Providing Education & Guidance to Help Protect Your Loved Ones
Estate Litigation Case Study
Powers Of Attorney And Advance Medical Directives
What could happen if you don’t have powers of attorney and advance medical directives:
A husband and wife in their early 50’s have 3 children but have no wills, durable powers of attorney or advance medical directives. The wife is involved in an automobile accident, her injuries are aggravated by improper care at a local hospital, and she is left in a vegetative state in a nursing home. Her husband must deal not only with the tremendous grief surrounding his wife’s condition, but now must file a guardianship action in Court seeking to become his wife’s guardian so that he has legal authority to make financial and medical decisions on his wife’s behalf.
Guardianship applications typically cost several thousands of dollars and take approximately three months to proceed from start to finish in the courts. Though the husband had consulted with an attorney in connection with filing for guardianship, he made no progress on the guardianship issue until he consulted with Timothy Rice as the original attorney was not sufficiently experienced or knowledgeable about guardianship laws. Mr. Rice obtained the required medical and legal proofs to file for guardianship and also assisted the husband with a Medicaid application to seek Medicaid coverage for his wife’s very expensive nursing home care. The wife’s Medicaid eligibility was delayed because the husband did not have legal authority to liquidate assets owned solely by his wife. If this couple has executed Durable Powers of Attorney and Advance Medical Directives, the guardianship application would have been avoided, the Medicaid application would have been expedited, and the husband’s emotional & financial burden would had been reduced.
Act Sooner To Get A Will
Act sooner rather than later to get a will, especially if you have disabled beneficiaries:
A woman has advanced lung cancer and asks her financial planner to contact an attorney to meet with her regarding her estate planning documents. Timothy Rice meets with the woman at the hospital that evening and discusses the appropriate documents – a will, durable power of attorney and advance medical directive, and obtains information from the woman to customize those documents to meet her intentions. The woman has two sons, one of whom is disabled and receives Medicaid and SSI benefits. Mr. Rice suggests that her will include a Supplemental Benefits Trust for the benefit of her disabled son. Unfortunately, the woman’s medical condition deteriorates quickly, she is unable to meet with Mr. Rice the next day to execute her estate planning documents, and she passes away before she could execute her estate planning documents. The New Jersey probate laws provide that an unsigned will cannot be probated by the county Surrogate’s Office, and the proposed executor named in the unsigned will retained Mr. Rice to seek approval from the Probate Court to probate the will and create the Supplemental Benefits Trust. Although at the time there were no published case decisions which permit the probate of unsigned wills, Mr. Rice successfully gained court approval of this probate application. The good news is that this woman’s intentions have been fulfilled. The bad news is that those intentions could have been fulfilled at much less cost if she had contacted an estate attorney such as Mr. Rice sooner than she did.
Failing To Do Your Estate Plan
Failing to do you estate plan results in the state intestacy law determining your beneficiaries:
A woman is hospitalized with cancer and other ailments, and Timothy Rice meets with the woman and her sister at the hospital. The hospitalized woman is able to tell me that she would like me to draft a Power of Attorney, Advance Medical Directive and will for her which appoints her sister as financial agent, health care representative and executor. The woman is either unwilling or unable to decide on alternate agents and executors or how she wishes to divide her estate. Unfortunately, the hospitalized woman passed away shortly after our meeting and before she could fully communicate her intentions for her estate or sign any legal documents.

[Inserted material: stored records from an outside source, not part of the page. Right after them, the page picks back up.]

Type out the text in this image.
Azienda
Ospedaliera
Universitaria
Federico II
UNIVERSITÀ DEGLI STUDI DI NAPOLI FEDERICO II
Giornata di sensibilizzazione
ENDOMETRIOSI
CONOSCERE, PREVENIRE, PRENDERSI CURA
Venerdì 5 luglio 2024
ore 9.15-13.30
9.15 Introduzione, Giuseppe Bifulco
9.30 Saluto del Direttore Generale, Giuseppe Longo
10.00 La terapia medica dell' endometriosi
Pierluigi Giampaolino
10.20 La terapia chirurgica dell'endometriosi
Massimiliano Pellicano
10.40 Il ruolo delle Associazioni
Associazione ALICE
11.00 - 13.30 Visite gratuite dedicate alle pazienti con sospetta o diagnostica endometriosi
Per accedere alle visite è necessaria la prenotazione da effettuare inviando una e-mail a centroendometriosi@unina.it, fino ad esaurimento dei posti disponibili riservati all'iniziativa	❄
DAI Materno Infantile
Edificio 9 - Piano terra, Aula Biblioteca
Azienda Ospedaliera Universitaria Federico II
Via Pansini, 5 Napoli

Because she died without a Will, her sister, as her closest next-of-kin, was required to not only make application to become Administrator of the estate, but also, by law, was required to pay premiums for an insurance bond to serve in that capacity. The bond requirement would have been avoided with a properly drafted Will. More significantly, the state intestacy law – which applies when one dies without a will – caused this estate to pass to nephews and nieces whom the decedent had not seen in many years, and with whom she had no ongoing relationship.
Had the woman been proactive in meeting with an estate attorney before she became too ill to plan and sign estate planning documents, her estate would have passed to those relatives to whom she was closest or to persons of her choosing. Unfortunately, her estate plan was a failure because she failed to plan.